For Carson, who over 40 years ago started building what is now a $35.5 billion financial services empire, the case stands to tarnish his image. He has been the public face of the company and extremely well known in the financial advice world.

Changing ranks

“Potential regime change, along with a reputational crisis, is a volatile situation at any firm,” said one senior industry executive, who spoke confidentially to InvestmentNews about the Carson Group matter.

“If Ron does leave, how will the Carson Group be able to function without reference to its founder and until recently its CEO,” the executive asked. “That will be driven by the resilience of the organization Ron built, and the ability of that leadership team to think for itself.”

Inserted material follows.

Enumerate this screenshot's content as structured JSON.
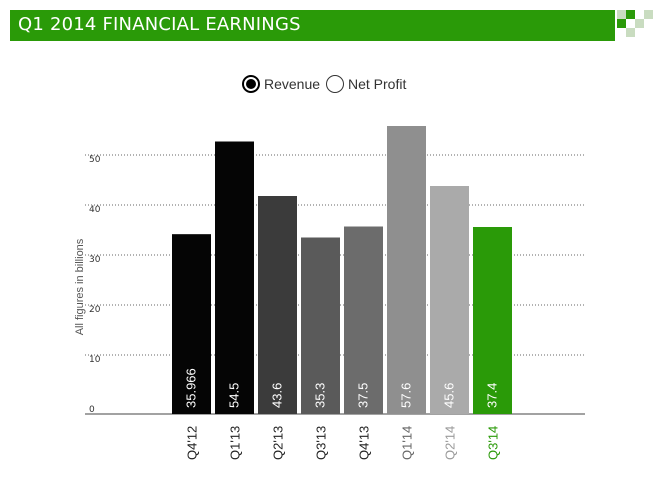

Recently, the company brought on two high-profile people for c-suite roles: Dani Fava, who was previously with Envestnet, as chief strategy officer; and Heather Randolph Carter, who like White came from LPL, as chief marketing officer.

“When you are building a brand with multiple generations in mind, you have to think about how you project your voice, who is projecting your voice and making sure you have an underlying culture that will affect how people think about you,” said Joe Anthony, president of public-relations firm Gregory FCA, which has not worked with Carson Group as a client.

Any company linked too much to one persona – such as Fisher Investments or Tesla – can face reputational risks or other risks if something happens involving that person, Anthony noted. And it’s a problem primarily faced by bigger companies, he said.

“This wouldn’t be an issue with a $100 million RIA led by someone you didn’t know,” he said. “Top status begets more pressure when things like this come up.”

Ron Carson’s prominence on LinkedIn, at industry conferences, and on TV interviews has meant that him taking a step back from the day-to-day leadership of the company is noticeable for the brand, Anthony said.

That the company has been largely silent with the media since the lawsuit was reported likely indicates that it does not want people to face questions about the litigation, he said.

Amid the coverage of the lawsuit, he said that more attention should be paid to whether the victim in the alleged assault is OK.

A look at the company’s ratings by former employees on job site Glassdoor shows that some have been unhappy with its leadership and culture, though others gave rave reviews about it.

LPL background

Things could look slightly different under White. For example, “given Burt White’s record at LPL, one could expect Carson under his leadership to centralize more of the investment decisions in the home office – leaving some, but less, investment discretion to the advisors in the field,” said Loren Fox, director of research at Fuse Research Network. “We’d also expect him to increase the use of model portfolios. That is not unusual, as it seems to be a trend for the mega-size RIAs to put more guard rails around their advisors’ investment decisions once the firms reach $30 billion in assets, $40 billion in assets, or larger.”

Unusual case

It’s common for employees to complain about discrimination, but it’s less so to see them take issue with the treatment of others, particularly in court cases such as Gulick’s lawsuit, said Michael Palmer, New York managing partner at Sanford Heisler Sharp.

“What you don’t see in every case is someone who’s a corporate officer or a VP level who was complaining about discriminatory treatment and was then subjected to retaliation,” Palmer said. “It happens, and it goes to show that retaliation and discrimination can occur against anyone at any level of the company.”

Gulick’s dismissal, and the lawsuit, could have some negative external publicity, but of more consequence to the company could be the effect internally, he said.

“Another issue for companies is their internal reputation – how employees are viewing the company’s behavior and whether morale is really taking a hit as a result of the treatment that is at least alleged against the company,” he said.

He also pointed to an allegation in the complaint that an employee told Gulick to be less emotional about workplace issues.

“It is a travesty, but it is honestly very common to see the concerns brought up by women and dismissed away as being emotional or other gendered tropes like that,” he said. “You can tell from the complaint that men were [also] upset by this.”